In the Great Lakes State, there should be no reason for our residents to be left in the dark about potential hazards on the waterways around them. Ensuring that we have public access to comprehensive information we need about the contaminated sites along our waterways is important, especially given the growing concerns about our water quality, as well as rising water levels.

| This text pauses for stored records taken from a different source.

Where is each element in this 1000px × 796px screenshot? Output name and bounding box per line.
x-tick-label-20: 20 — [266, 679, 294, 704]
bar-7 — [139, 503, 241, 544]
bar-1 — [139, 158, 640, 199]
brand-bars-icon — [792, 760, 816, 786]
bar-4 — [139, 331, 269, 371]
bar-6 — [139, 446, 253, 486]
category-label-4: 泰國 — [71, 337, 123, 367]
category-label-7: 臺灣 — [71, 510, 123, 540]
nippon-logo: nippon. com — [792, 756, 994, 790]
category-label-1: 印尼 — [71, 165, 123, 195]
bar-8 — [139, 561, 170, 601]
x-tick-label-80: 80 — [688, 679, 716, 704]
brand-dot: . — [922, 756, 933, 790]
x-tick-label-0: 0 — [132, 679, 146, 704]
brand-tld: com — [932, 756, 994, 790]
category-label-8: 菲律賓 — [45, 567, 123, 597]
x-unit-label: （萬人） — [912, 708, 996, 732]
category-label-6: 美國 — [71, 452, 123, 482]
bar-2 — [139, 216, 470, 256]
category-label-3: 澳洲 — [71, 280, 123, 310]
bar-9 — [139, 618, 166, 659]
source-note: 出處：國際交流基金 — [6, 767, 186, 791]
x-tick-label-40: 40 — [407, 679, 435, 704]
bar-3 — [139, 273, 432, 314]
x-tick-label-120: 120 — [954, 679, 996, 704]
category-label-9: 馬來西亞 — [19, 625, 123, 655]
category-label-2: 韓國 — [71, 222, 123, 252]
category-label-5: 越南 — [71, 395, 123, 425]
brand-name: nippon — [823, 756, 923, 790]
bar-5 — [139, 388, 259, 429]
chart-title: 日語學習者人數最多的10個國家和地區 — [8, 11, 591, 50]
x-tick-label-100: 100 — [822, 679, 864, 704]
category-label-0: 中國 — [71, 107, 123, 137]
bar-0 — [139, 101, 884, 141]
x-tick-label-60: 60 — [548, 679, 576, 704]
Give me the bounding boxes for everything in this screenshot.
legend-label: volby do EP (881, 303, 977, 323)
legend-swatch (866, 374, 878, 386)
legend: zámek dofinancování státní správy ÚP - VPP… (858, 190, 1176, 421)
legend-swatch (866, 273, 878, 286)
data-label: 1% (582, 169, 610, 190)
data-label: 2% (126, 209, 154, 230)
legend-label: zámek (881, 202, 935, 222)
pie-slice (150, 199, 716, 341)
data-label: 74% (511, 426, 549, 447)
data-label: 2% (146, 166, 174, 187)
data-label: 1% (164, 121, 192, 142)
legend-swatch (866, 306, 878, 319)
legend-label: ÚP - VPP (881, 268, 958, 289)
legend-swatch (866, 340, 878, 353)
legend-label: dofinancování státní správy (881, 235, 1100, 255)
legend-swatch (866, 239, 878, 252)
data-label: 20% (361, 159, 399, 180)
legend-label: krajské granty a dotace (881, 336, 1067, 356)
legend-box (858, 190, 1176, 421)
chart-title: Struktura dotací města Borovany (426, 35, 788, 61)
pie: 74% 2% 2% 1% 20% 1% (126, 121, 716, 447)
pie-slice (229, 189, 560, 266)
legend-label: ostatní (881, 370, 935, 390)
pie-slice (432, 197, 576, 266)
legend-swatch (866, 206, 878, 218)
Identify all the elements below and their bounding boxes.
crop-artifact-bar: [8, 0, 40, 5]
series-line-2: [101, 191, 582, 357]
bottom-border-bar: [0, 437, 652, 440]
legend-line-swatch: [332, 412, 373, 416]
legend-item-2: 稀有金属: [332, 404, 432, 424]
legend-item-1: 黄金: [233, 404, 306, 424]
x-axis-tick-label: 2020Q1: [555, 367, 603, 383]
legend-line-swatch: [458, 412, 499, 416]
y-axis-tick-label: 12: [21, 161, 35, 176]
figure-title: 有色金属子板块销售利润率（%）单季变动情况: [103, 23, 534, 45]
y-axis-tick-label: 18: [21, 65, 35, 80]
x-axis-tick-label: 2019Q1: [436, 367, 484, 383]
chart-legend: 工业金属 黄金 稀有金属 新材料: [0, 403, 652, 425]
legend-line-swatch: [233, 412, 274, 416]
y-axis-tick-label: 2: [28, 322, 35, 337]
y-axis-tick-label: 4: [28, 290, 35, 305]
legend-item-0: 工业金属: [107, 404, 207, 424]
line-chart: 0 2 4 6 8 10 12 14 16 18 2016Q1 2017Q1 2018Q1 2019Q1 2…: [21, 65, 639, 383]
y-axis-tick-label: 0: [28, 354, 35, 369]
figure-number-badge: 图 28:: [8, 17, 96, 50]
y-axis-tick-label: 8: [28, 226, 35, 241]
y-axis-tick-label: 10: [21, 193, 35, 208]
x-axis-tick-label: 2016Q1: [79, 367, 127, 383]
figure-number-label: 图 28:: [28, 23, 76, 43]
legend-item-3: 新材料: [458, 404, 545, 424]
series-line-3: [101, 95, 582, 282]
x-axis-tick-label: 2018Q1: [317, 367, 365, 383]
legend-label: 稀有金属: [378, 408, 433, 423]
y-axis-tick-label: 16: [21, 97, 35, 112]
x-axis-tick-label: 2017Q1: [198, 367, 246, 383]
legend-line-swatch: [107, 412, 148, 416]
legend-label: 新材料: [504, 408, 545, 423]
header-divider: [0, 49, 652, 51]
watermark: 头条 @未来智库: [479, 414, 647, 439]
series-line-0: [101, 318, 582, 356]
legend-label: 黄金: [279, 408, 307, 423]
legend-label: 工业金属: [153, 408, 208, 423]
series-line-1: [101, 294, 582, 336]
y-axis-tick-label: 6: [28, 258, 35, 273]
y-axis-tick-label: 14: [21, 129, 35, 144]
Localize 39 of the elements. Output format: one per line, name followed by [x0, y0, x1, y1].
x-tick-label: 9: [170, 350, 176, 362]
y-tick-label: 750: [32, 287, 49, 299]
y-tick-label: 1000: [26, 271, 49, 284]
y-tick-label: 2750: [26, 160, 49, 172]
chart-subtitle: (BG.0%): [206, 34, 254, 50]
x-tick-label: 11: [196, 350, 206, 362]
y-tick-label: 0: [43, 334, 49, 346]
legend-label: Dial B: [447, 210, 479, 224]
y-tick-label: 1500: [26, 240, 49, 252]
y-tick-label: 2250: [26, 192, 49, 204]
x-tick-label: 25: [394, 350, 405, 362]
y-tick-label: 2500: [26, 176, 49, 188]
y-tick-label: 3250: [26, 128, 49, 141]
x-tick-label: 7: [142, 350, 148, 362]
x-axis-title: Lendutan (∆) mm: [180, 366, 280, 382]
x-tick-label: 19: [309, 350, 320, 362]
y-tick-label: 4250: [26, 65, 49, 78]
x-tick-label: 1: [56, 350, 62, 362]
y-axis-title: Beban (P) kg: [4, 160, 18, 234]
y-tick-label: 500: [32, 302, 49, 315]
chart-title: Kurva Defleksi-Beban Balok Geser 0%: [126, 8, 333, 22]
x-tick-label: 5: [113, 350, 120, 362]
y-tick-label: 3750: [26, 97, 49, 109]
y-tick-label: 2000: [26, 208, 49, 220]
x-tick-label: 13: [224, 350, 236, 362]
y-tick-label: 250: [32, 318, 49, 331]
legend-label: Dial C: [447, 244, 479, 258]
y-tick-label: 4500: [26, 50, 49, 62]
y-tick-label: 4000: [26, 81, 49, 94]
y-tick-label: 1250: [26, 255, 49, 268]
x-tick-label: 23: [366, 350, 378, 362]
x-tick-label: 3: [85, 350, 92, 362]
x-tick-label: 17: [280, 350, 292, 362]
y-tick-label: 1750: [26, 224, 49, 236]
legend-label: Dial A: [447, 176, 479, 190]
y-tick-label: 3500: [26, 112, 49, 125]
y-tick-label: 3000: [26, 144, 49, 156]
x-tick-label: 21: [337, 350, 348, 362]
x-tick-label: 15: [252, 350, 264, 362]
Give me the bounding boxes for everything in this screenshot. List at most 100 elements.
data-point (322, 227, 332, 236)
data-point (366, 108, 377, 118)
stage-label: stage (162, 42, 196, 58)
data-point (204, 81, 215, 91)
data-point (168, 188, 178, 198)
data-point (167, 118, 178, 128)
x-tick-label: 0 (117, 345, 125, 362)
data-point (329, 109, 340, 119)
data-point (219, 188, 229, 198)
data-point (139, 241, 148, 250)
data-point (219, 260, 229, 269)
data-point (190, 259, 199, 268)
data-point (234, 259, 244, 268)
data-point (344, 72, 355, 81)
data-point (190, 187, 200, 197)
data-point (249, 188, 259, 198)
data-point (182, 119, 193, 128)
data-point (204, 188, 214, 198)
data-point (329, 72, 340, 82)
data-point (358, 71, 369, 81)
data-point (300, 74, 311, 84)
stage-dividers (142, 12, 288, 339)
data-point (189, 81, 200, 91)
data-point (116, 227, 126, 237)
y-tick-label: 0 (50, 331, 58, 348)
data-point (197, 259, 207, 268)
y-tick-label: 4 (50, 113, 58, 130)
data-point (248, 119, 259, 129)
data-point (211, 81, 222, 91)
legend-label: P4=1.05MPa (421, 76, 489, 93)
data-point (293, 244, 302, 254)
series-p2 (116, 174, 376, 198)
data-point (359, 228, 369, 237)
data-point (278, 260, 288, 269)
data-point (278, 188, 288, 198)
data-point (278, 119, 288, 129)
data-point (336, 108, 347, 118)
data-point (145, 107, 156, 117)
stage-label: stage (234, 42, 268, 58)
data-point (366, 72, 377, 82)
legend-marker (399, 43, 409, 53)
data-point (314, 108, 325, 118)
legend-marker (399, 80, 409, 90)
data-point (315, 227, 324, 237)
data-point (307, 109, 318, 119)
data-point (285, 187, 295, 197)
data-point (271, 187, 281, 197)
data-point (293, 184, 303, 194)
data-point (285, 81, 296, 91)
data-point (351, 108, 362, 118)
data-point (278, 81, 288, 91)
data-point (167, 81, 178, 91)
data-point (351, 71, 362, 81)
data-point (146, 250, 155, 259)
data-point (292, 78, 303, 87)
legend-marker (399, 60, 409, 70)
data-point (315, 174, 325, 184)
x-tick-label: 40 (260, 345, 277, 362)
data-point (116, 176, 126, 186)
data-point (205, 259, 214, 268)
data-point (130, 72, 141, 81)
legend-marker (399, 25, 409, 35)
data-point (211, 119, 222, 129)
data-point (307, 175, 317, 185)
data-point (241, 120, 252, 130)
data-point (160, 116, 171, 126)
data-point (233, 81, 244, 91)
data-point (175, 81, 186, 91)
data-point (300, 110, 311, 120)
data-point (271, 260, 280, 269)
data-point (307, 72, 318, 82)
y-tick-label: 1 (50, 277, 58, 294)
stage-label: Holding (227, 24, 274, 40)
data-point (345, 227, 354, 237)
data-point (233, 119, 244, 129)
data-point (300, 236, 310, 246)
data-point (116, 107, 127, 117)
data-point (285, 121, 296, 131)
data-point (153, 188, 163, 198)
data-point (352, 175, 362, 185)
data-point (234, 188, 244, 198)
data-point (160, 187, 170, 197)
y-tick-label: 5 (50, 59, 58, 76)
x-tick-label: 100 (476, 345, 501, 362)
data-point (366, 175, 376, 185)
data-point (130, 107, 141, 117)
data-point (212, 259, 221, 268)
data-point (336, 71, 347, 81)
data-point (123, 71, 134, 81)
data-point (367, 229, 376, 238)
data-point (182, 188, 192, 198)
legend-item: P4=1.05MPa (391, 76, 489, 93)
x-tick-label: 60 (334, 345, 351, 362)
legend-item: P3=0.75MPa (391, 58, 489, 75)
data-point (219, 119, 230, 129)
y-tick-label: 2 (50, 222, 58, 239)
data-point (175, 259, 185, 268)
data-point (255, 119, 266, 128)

Addressing Sexual Assault, Harassment
While I’m disappointed that Senate Bills 216-220 and House Bills 4370-4378 and 4383 were not considered by the full Senate for the second term in a row, we will reintroduce the bills and work hard to pass them in 2021. These were bipartisan bills that aimed to prevent sexual assault by changing the culture around sexual assault through education in schools, addressing sexual misconduct under the guise of medical treatment, requiring training for mandatory reporters, and prohibiting officials from using their position of authority to prevent someone from reporting sexual misconduct.
We must all do our part to protect children from sexual assault by changing the culture in our state around this topic.-Sen. Chang
It was great to reconnect with many of you at our Outdoor Resource Fair in October where more than a dozen agencies provided critical resources regarding housing, food, utilities, and health — including flu shots. We look forward to hosting more safe, socially distanced events in 2021!